Когда в 1665 году появились «Journal des Savants» в Париже и «Philosophical Transactions» в Лондоне и за ними последовали в 1682 году лейпцигские «Acta eruditorum», а в Италии после ряда попыток, начавшихся еще в 1668 году, был основан «Giornale de‘Litterati» (1710), ученым был навсегда обеспечен обмен мнений. Статья, доступная всем заинтересованным лицам, заняла место письма и приняла более объективную, менее личную форму, при сохранении некоторых особенностей, характерных для обеих литературных форм. Письму и статье в научной литературе присущ характер «essay». Всего лучше видно это родство в сборниках писем публицистического характера во всемирной литературе, как например, в «Provinciale» Блеза Паскаля и в персидских письмах Монтескьё. Уже в эпоху Просвещения их место заняла передовая статья, или, со времени «Nouvelles de la Republique des lettres» Бейля (1684), критическая журнальная статья[117].

В наше время научная статья определяется как «сочинение небольшого размера, в котором автор излагает результаты собственного исследования конкретной темы или ее части»[118]. В России первые статьи научного характера на русском языке были опубликованы в «Примечаниях к Ведомостям». В основном это были сочинения профессоров Академии наук по математике, астрономии, химии, естествознанию, истории, палеонтологии и т. д.[119] В целом «Примечания к Ведомостям» были научно-популярным, просветительским журналом.

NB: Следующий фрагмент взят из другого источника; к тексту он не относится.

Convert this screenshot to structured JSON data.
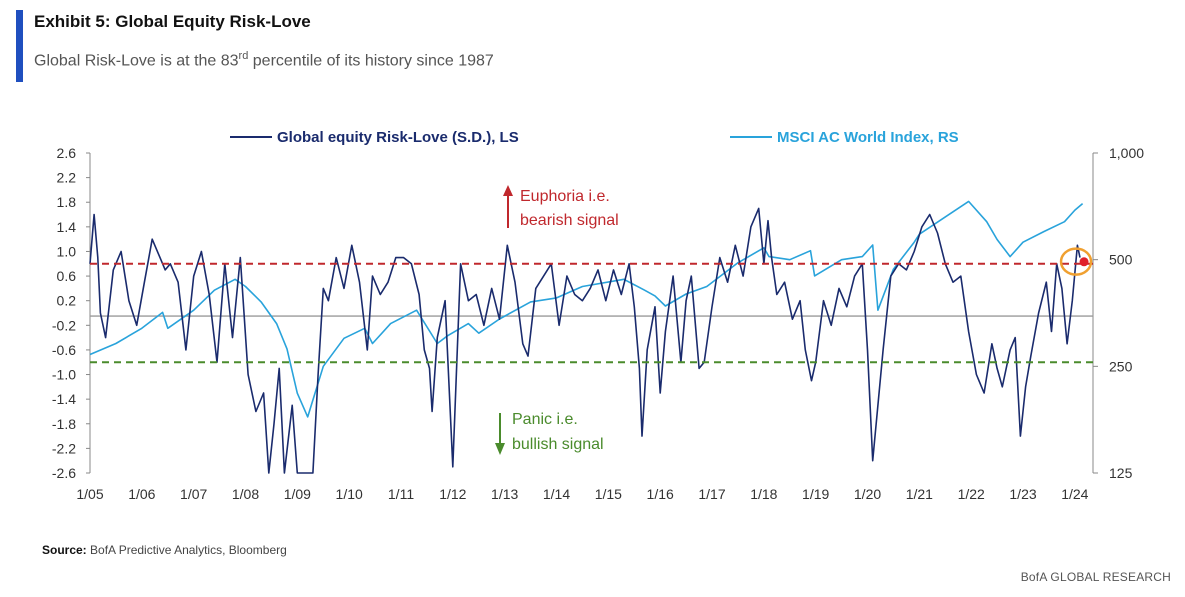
{
  "header": {
    "title": "Exhibit 5: Global Equity Risk-Love",
    "subtitle_prefix": "Global Risk-Love is at the 83",
    "subtitle_sup": "rd",
    "subtitle_suffix": " percentile of its history since 1987"
  },
  "footer": {
    "source_label": "Source:",
    "source_text": " BofA Predictive Analytics, Bloomberg",
    "brand": "BofA GLOBAL RESEARCH"
  },
  "colors": {
    "risk_love": "#1a2b6d",
    "msci": "#29a3db",
    "euphoria": "#c0282d",
    "panic": "#4a8b2c",
    "zero_line": "#9a9a9a",
    "highlight": "#f0a030",
    "accent": "#1f4fbf"
  },
  "chart_data": {
    "type": "line",
    "x_ticks": [
      "1/05",
      "1/06",
      "1/07",
      "1/08",
      "1/09",
      "1/10",
      "1/11",
      "1/12",
      "1/13",
      "1/14",
      "1/15",
      "1/16",
      "1/17",
      "1/18",
      "1/19",
      "1/20",
      "1/21",
      "1/22",
      "1/23",
      "1/24"
    ],
    "y_left": {
      "ylim": [
        -2.6,
        2.6
      ],
      "ticks": [
        "2.6",
        "2.2",
        "1.8",
        "1.4",
        "1.0",
        "0.6",
        "0.2",
        "-0.2",
        "-0.6",
        "-1.0",
        "-1.4",
        "-1.8",
        "-2.2",
        "-2.6"
      ]
    },
    "y_right": {
      "scale": "log",
      "ylim": [
        125,
        1000
      ],
      "ticks": [
        "1,000",
        "500",
        "250",
        "125"
      ]
    },
    "grid": false,
    "legend_position": "top",
    "thresholds": [
      {
        "name": "euphoria",
        "value": 0.8,
        "label_lines": [
          "Euphoria  i.e.",
          "bearish signal"
        ]
      },
      {
        "name": "panic",
        "value": -0.8,
        "label_lines": [
          "Panic i.e.",
          "bullish signal"
        ]
      }
    ],
    "series": [
      {
        "name": "Global equity Risk-Love (S.D.), LS",
        "axis": "left",
        "x": [
          2005.0,
          2005.08,
          2005.15,
          2005.2,
          2005.3,
          2005.45,
          2005.6,
          2005.75,
          2005.9,
          2006.05,
          2006.2,
          2006.35,
          2006.45,
          2006.55,
          2006.7,
          2006.85,
          2007.0,
          2007.15,
          2007.3,
          2007.45,
          2007.6,
          2007.75,
          2007.9,
          2008.05,
          2008.2,
          2008.35,
          2008.45,
          2008.55,
          2008.65,
          2008.75,
          2008.9,
          2009.0,
          2009.1,
          2009.2,
          2009.3,
          2009.4,
          2009.5,
          2009.6,
          2009.75,
          2009.9,
          2010.05,
          2010.2,
          2010.35,
          2010.45,
          2010.6,
          2010.75,
          2010.9,
          2011.05,
          2011.2,
          2011.35,
          2011.45,
          2011.55,
          2011.6,
          2011.7,
          2011.85,
          2012.0,
          2012.15,
          2012.3,
          2012.45,
          2012.6,
          2012.75,
          2012.9,
          2013.05,
          2013.2,
          2013.35,
          2013.45,
          2013.6,
          2013.75,
          2013.9,
          2014.05,
          2014.2,
          2014.35,
          2014.5,
          2014.65,
          2014.8,
          2014.95,
          2015.1,
          2015.25,
          2015.4,
          2015.5,
          2015.6,
          2015.65,
          2015.75,
          2015.9,
          2016.0,
          2016.1,
          2016.25,
          2016.4,
          2016.5,
          2016.6,
          2016.75,
          2016.85,
          2017.0,
          2017.15,
          2017.3,
          2017.45,
          2017.6,
          2017.75,
          2017.9,
          2018.0,
          2018.08,
          2018.15,
          2018.25,
          2018.4,
          2018.55,
          2018.7,
          2018.8,
          2018.92,
          2019.0,
          2019.15,
          2019.3,
          2019.45,
          2019.6,
          2019.75,
          2019.9,
          2020.0,
          2020.1,
          2020.2,
          2020.3,
          2020.45,
          2020.6,
          2020.75,
          2020.9,
          2021.05,
          2021.2,
          2021.35,
          2021.5,
          2021.65,
          2021.8,
          2021.95,
          2022.1,
          2022.25,
          2022.4,
          2022.5,
          2022.6,
          2022.75,
          2022.85,
          2022.95,
          2023.05,
          2023.15,
          2023.3,
          2023.45,
          2023.55,
          2023.65,
          2023.75,
          2023.85,
          2023.95,
          2024.05,
          2024.1
        ],
        "y": [
          0.8,
          1.6,
          0.9,
          0.0,
          -0.4,
          0.7,
          1.0,
          0.2,
          -0.2,
          0.5,
          1.2,
          0.9,
          0.7,
          0.8,
          0.5,
          -0.6,
          0.6,
          1.0,
          0.3,
          -0.8,
          0.8,
          -0.4,
          0.9,
          -1.0,
          -1.6,
          -1.3,
          -2.6,
          -1.8,
          -0.9,
          -2.6,
          -1.5,
          -2.6,
          -2.6,
          -2.6,
          -2.6,
          -1.0,
          0.4,
          0.2,
          0.9,
          0.4,
          1.1,
          0.5,
          -0.6,
          0.6,
          0.3,
          0.5,
          0.9,
          0.9,
          0.8,
          0.3,
          -0.6,
          -0.9,
          -1.6,
          -0.4,
          0.2,
          -2.5,
          0.8,
          0.2,
          0.3,
          -0.2,
          0.4,
          -0.1,
          1.1,
          0.5,
          -0.5,
          -0.7,
          0.4,
          0.6,
          0.8,
          -0.2,
          0.6,
          0.3,
          0.2,
          0.4,
          0.7,
          0.2,
          0.7,
          0.3,
          0.8,
          0.1,
          -0.9,
          -2.0,
          -0.6,
          0.1,
          -1.3,
          -0.3,
          0.6,
          -0.8,
          0.2,
          0.6,
          -0.9,
          -0.8,
          0.1,
          0.9,
          0.5,
          1.1,
          0.6,
          1.4,
          1.7,
          0.8,
          1.5,
          0.9,
          0.3,
          0.5,
          -0.1,
          0.2,
          -0.6,
          -1.1,
          -0.8,
          0.2,
          -0.2,
          0.4,
          0.1,
          0.6,
          0.8,
          -0.6,
          -2.4,
          -1.5,
          -0.6,
          0.6,
          0.8,
          0.7,
          1.0,
          1.4,
          1.6,
          1.3,
          0.8,
          0.5,
          0.6,
          -0.3,
          -1.0,
          -1.3,
          -0.5,
          -0.9,
          -1.2,
          -0.6,
          -0.4,
          -2.0,
          -1.2,
          -0.7,
          0.0,
          0.5,
          -0.3,
          0.8,
          0.4,
          -0.5,
          0.2,
          1.1,
          0.9
        ]
      },
      {
        "name": "MSCI AC World Index, RS",
        "axis": "right",
        "x": [
          2005.0,
          2005.5,
          2006.0,
          2006.4,
          2006.5,
          2007.0,
          2007.4,
          2007.8,
          2008.0,
          2008.3,
          2008.6,
          2008.8,
          2009.0,
          2009.2,
          2009.5,
          2009.9,
          2010.3,
          2010.45,
          2010.8,
          2011.3,
          2011.7,
          2011.9,
          2012.3,
          2012.5,
          2012.9,
          2013.5,
          2014.0,
          2014.5,
          2015.3,
          2015.7,
          2015.9,
          2016.1,
          2016.5,
          2016.9,
          2017.5,
          2018.0,
          2018.1,
          2018.5,
          2018.9,
          2018.98,
          2019.5,
          2019.9,
          2020.1,
          2020.2,
          2020.5,
          2020.9,
          2021.0,
          2021.5,
          2021.95,
          2022.3,
          2022.5,
          2022.75,
          2023.0,
          2023.4,
          2023.8,
          2024.0,
          2024.15
        ],
        "y": [
          270,
          290,
          320,
          355,
          320,
          360,
          410,
          440,
          420,
          380,
          330,
          280,
          210,
          180,
          250,
          300,
          320,
          290,
          330,
          360,
          290,
          305,
          330,
          310,
          340,
          380,
          390,
          420,
          440,
          410,
          395,
          370,
          400,
          420,
          490,
          540,
          510,
          500,
          530,
          450,
          500,
          510,
          550,
          360,
          470,
          560,
          590,
          660,
          730,
          640,
          570,
          510,
          560,
          600,
          640,
          690,
          720
        ]
      }
    ]
  }
}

Публикуемые в нем статьи являлись преимущественно комментариями к информации о тех или иных событиях, в основном зарубежных, о которых сообщалось в «Санкт-Петербургских ведомостях». Так, к примеру, если газета извещала о кончине какого-нибудь европейского вельможи или политического деятеля, то в журнале нередко появлялась статья с его жизнеописанием, а иногда и с подробной историей всей его семьи. Помимо этого в «Примечаниях» печатались исторические очерки о крупных европейских городах, переводы из имевших тогда общеевропейскую известность английских журналов, а также естественно-научные и философские трактаты просветительского характера, как, например, «О льде», «О зрительных трубах», «Как во Франции фарфоровая посуда делается», «О сыскании Америки», «О щастии», «О пользе философии в юриспруденции» и т. д. При этом наряду с обширными публикациями по истории английского парламента и оперного искусства попадались и такие, как «О найденной во Франции дикой девице».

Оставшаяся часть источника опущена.